— Гвиневера, вы хотя бы отчасти представляете себе свое положение?
— Мое положение — это положение Королевы Англии, так же, как ваше — ее Лорда-Протектора.
— Между тем как Артур и Ланселот дерутся друг с другом во Франции.
— Совершенно верно.
— А если предположить, — спросил он, поглаживая мопса, — что я пришел рассказать вам о полученном мною утром письме? Касательно смерти Артура и Ланселота?
— Я бы вам не поверила.
— Они убили друг друга в сражении.
— Это неправда, — тихо сказала она.
— Ну, в общем-то, нет. А как вы догадались?
— И если это неправда, говорить так — жестоко. Зачем вы это сказали?
— Очень многие поверили бы в это, Дженни. Я ожидаю, что очень многие и поверят.
— С чего бы? — спросила она, еще не успев понять, куда он клонит. И умолкла, затаив дыхание. В первый раз она ощутила страх: не за себя, за Артура.
— Не можете же вы…
— Ну, как не могу?

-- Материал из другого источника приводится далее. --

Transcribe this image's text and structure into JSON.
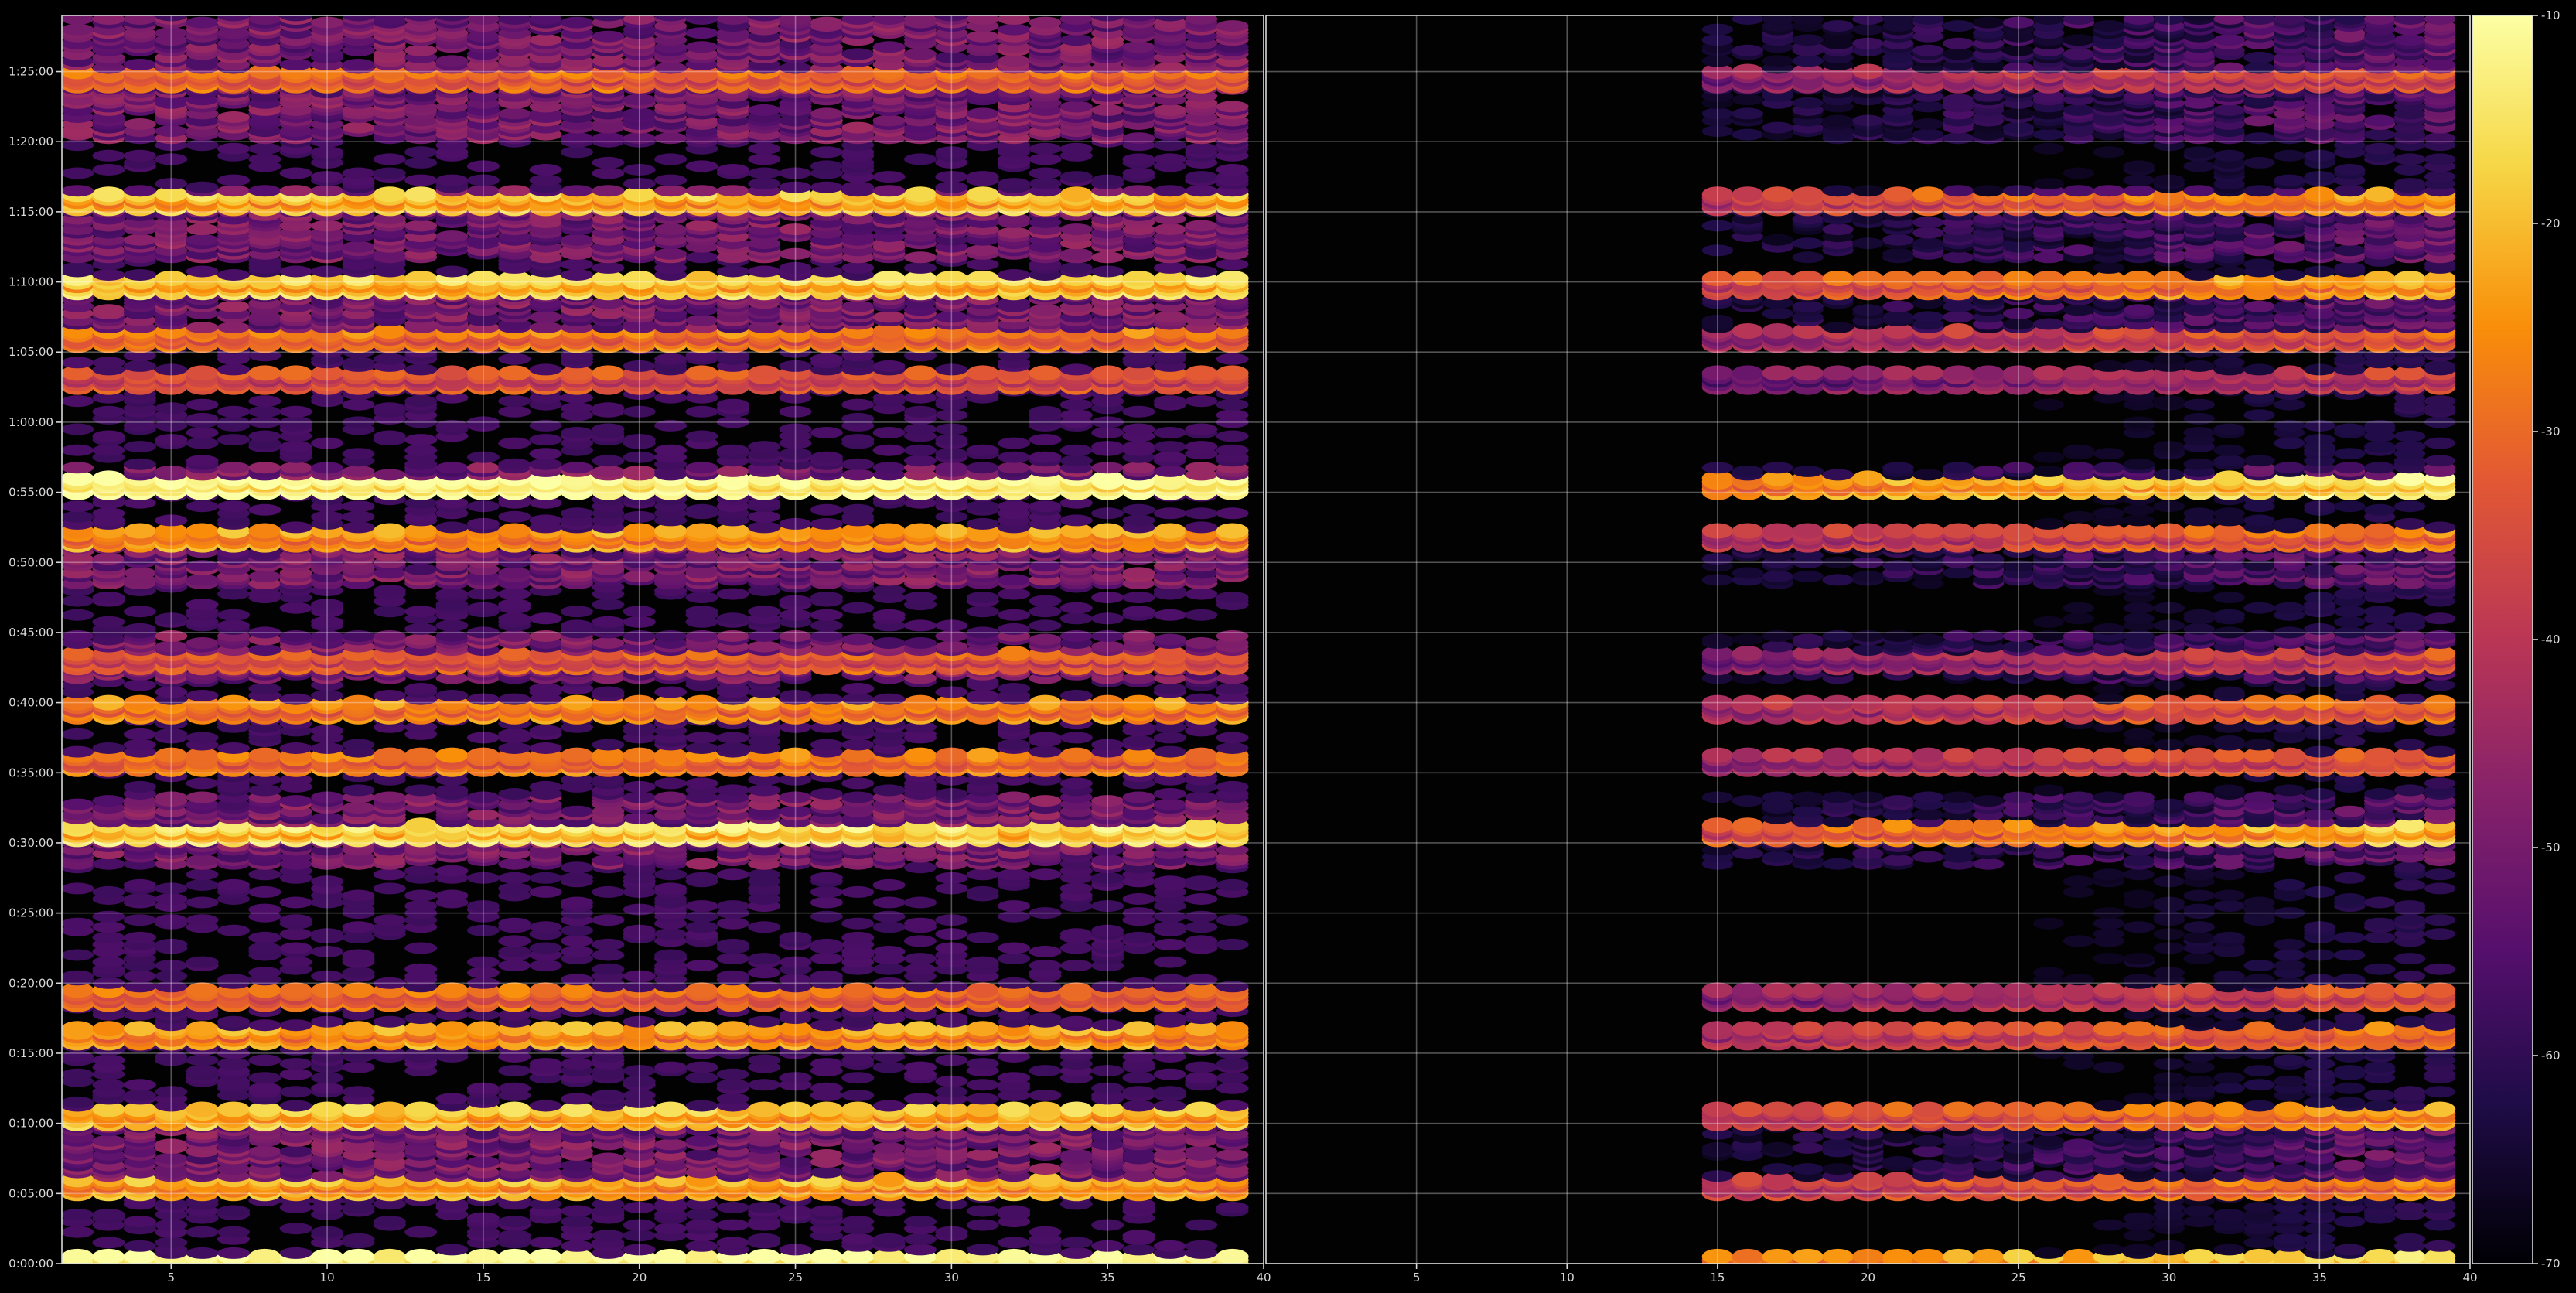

Могу, — воскликнул он весело. — И даже сделаю. Что, по-вашему, произойдет, если мы объявим о смерти бедного Артура?
— Но, Мордред, вы не можете так поступить! Они же живы… Вы всем обязаны. Король назначил вас своим наместником… Ваша вассальная клятва… Это будет нечестно! Артур всегда проявлял по отношению к вам такую скрупулезную справедливость…
Он ответил, и глаза его были холодны:
— Разве я когда-нибудь просил у него справедливости? Справедливость — это то, что он преподносит людям, чтобы потешиться.
— Но ведь он ваш отец!
— Если на то пошло, я не просил, чтобы он меня породил. Полагаю, и это тоже он сделал потехи ради.
— Понятно.
Она сидела, скручивая пальцами шитье, стараясь думать спокойно.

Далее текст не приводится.